Antimicrobial peptides (AMP) offer an attractive alternative to antibiotics in the global fight against antibiotic resistance. AMPs can impose fast structural disruptions to microbial membranes and kill pathogens by causing the leakage of their internal contents, making it less likely for pathogens to develop resistance. However, current AMPs still suffer from various drawbacks including weak efficacy, unacceptable toxicity, and side effects. This work seeks to design a group of amphiphilic AMPs based on the α2 sequence of a Dengue viral capsid protein to address the challenge of ineffective membrane disruptions of AMPs. The design was also inspired by well-studied G(IIKK)I-NH (G) for broad-spectrum antimicrobial actions. All designed Dengue viral-inspired peptides displayed lower minimum inhibition concentrations and faster time-dependent killing than G, with the fastest DVP-3 (RIFRAIRRIARFIR) achieving complete killing within 10 min. Fluorescence assays of AMP binding to bacterial membranes revealed varying degrees of membrane permeability change, depolarization, and leakage.
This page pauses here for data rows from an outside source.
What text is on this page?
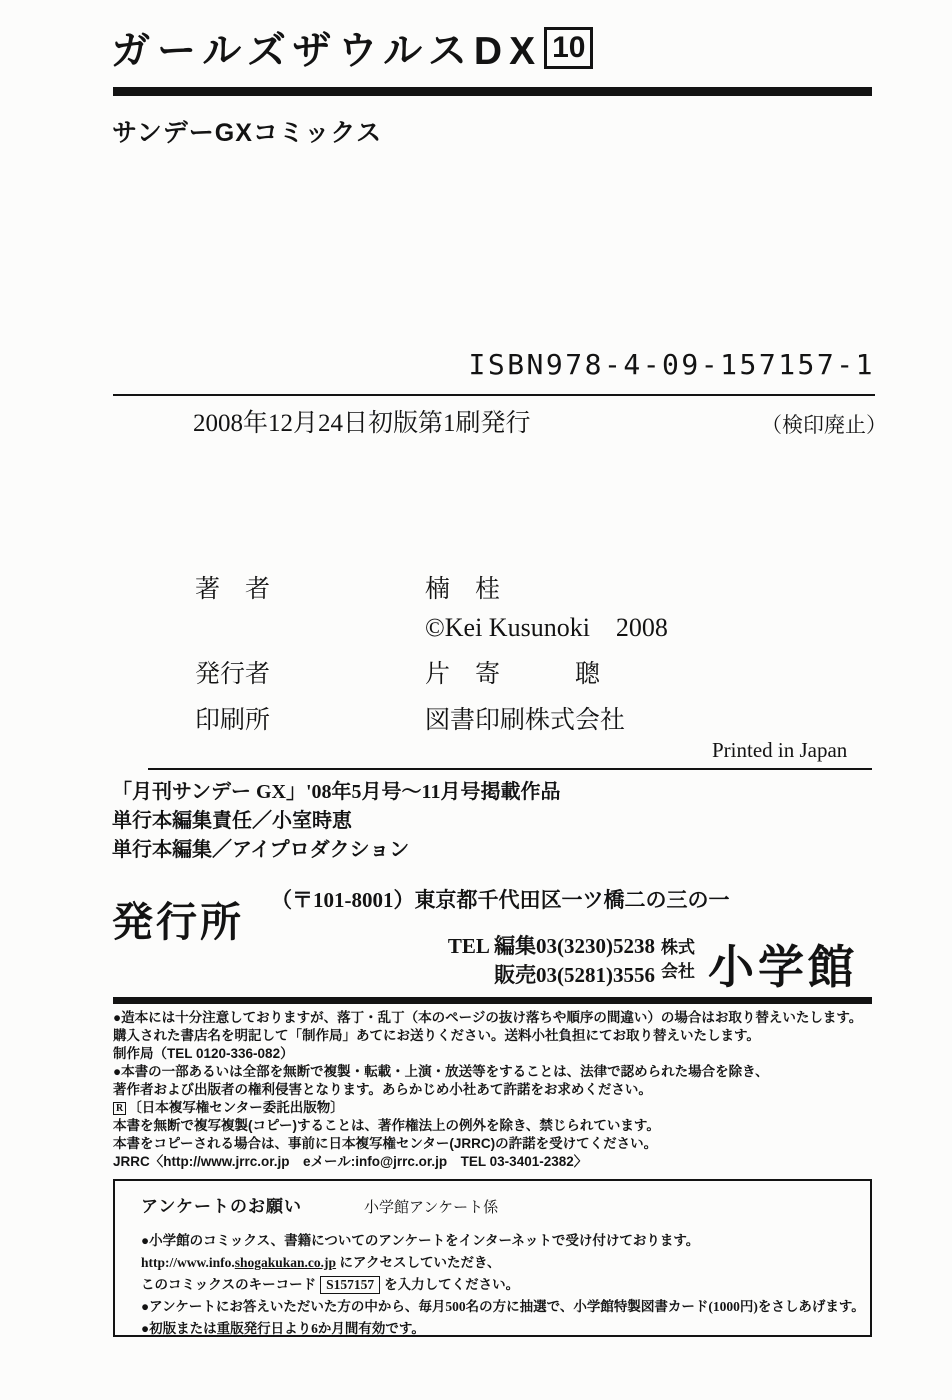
ガールズザウルスDX 10
サンデーGXコミックス
ISBN978-4-09-157157-1
2008年12月24日初版第1刷発行	（検印廃止）
著　者	楠　桂
©Kei Kusunoki　2008
発行者	片　寄　　　聰
印刷所	図書印刷株式会社
Printed in Japan
「月刊サンデー GX」'08年5月号〜11月号掲載作品
単行本編集責任／小室時恵
単行本編集／アイプロダクション
発行所 （〒101-8001）東京都千代田区一ツ橋二の三の一
TEL 編集03(3230)5238
販売03(5281)3556
株式
会社 小学館
●造本には十分注意しておりますが、落丁・乱丁（本のページの抜け落ちや順序の間違い）の場合はお取り替えいたします。
購入された書店名を明記して「制作局」あてにお送りください。送料小社負担にてお取り替えいたします。
制作局（TEL 0120-336-082）
●本書の一部あるいは全部を無断で複製・転載・上演・放送等をすることは、法律で認められた場合を除き、
著作者および出版者の権利侵害となります。あらかじめ小社あて許諾をお求めください。
R 〔日本複写権センター委託出版物〕
本書を無断で複写複製(コピー)することは、著作権法上の例外を除き、禁じられています。
本書をコピーされる場合は、事前に日本複写権センター(JRRC)の許諾を受けてください。
JRRC〈http://www.jrrc.or.jp　eメール:info@jrrc.or.jp　TEL 03-3401-2382〉
アンケートのお願い	小学館アンケート係
●小学館のコミックス、書籍についてのアンケートをインターネットで受け付けております。
http://www.info.shogakukan.co.jp にアクセスしていただき、
このコミックスのキーコード S157157 を入力してください。
●アンケートにお答えいただいた方の中から、毎月500名の方に抽選で、小学館特製図書カード(1000円)をさしあげます。
●初版または重版発行日より6か月間有効です。
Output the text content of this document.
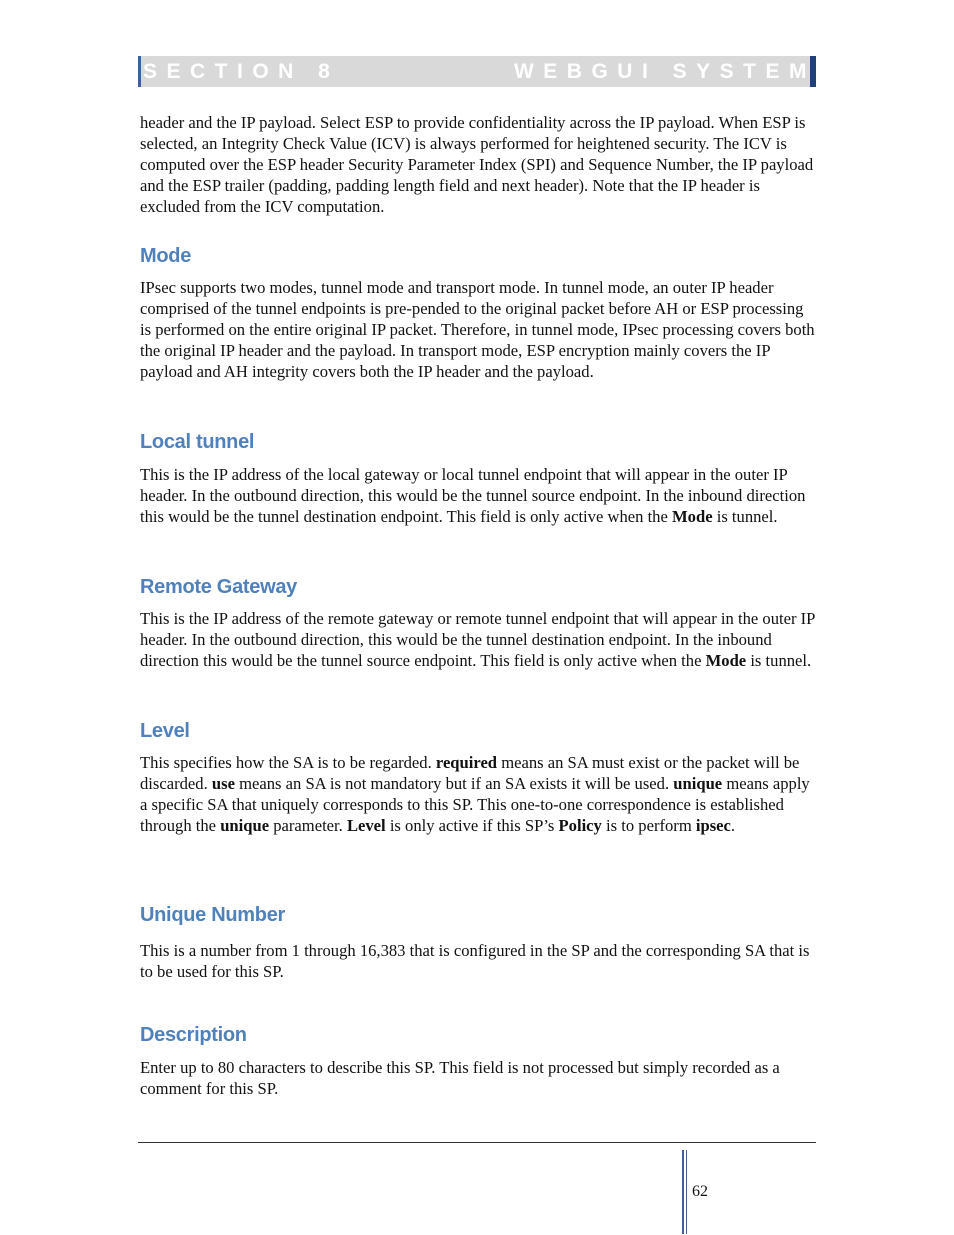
SECTION 8	WEBGUI SYSTEM

header and the IP payload. Select ESP to provide confidentiality across the IP payload. When ESP is selected, an Integrity Check Value (ICV) is always performed for heightened security. The ICV is computed over the ESP header Security Parameter Index (SPI) and Sequence Number, the IP payload and the ESP trailer (padding, padding length field and next header). Note that the IP header is excluded from the ICV computation.

Mode

IPsec supports two modes, tunnel mode and transport mode. In tunnel mode, an outer IP header comprised of the tunnel endpoints is pre-pended to the original packet before AH or ESP processing is performed on the entire original IP packet. Therefore, in tunnel mode, IPsec processing covers both the original IP header and the payload. In transport mode, ESP encryption mainly covers the IP payload and AH integrity covers both the IP header and the payload.

Local tunnel

This is the IP address of the local gateway or local tunnel endpoint that will appear in the outer IP header. In the outbound direction, this would be the tunnel source endpoint. In the inbound direction this would be the tunnel destination endpoint. This field is only active when the Mode is tunnel.

Remote Gateway

This is the IP address of the remote gateway or remote tunnel endpoint that will appear in the outer IP header. In the outbound direction, this would be the tunnel destination endpoint. In the inbound direction this would be the tunnel source endpoint. This field is only active when the Mode is tunnel.

Level

This specifies how the SA is to be regarded. required means an SA must exist or the packet will be discarded. use means an SA is not mandatory but if an SA exists it will be used. unique means apply a specific SA that uniquely corresponds to this SP. This one-to-one correspondence is established through the unique parameter. Level is only active if this SP’s Policy is to perform ipsec.

Unique Number

This is a number from 1 through 16,383 that is configured in the SP and the corresponding SA that is to be used for this SP.

Description

Enter up to 80 characters to describe this SP. This field is not processed but simply recorded as a comment for this SP.

62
Model inner membrane (IM) and outer membrane (OM) of Gram-negative bacteria facilitated leakage assay and neutron reflection, linking membrane binding and disruptions with antimicrobial behaviors. The findings reveal that DVP-3 could cause more effective disruptions to the bacterial OM than to the IM, consistent with its potent antimicrobial efficacy and rapid dynamic killing. This work offers new insights into how the newly designed AMPs destabilize bacterial membranes to improve antimicrobial performance and the combined approach allows effective AMP evaluation to overcome bacterial resistance.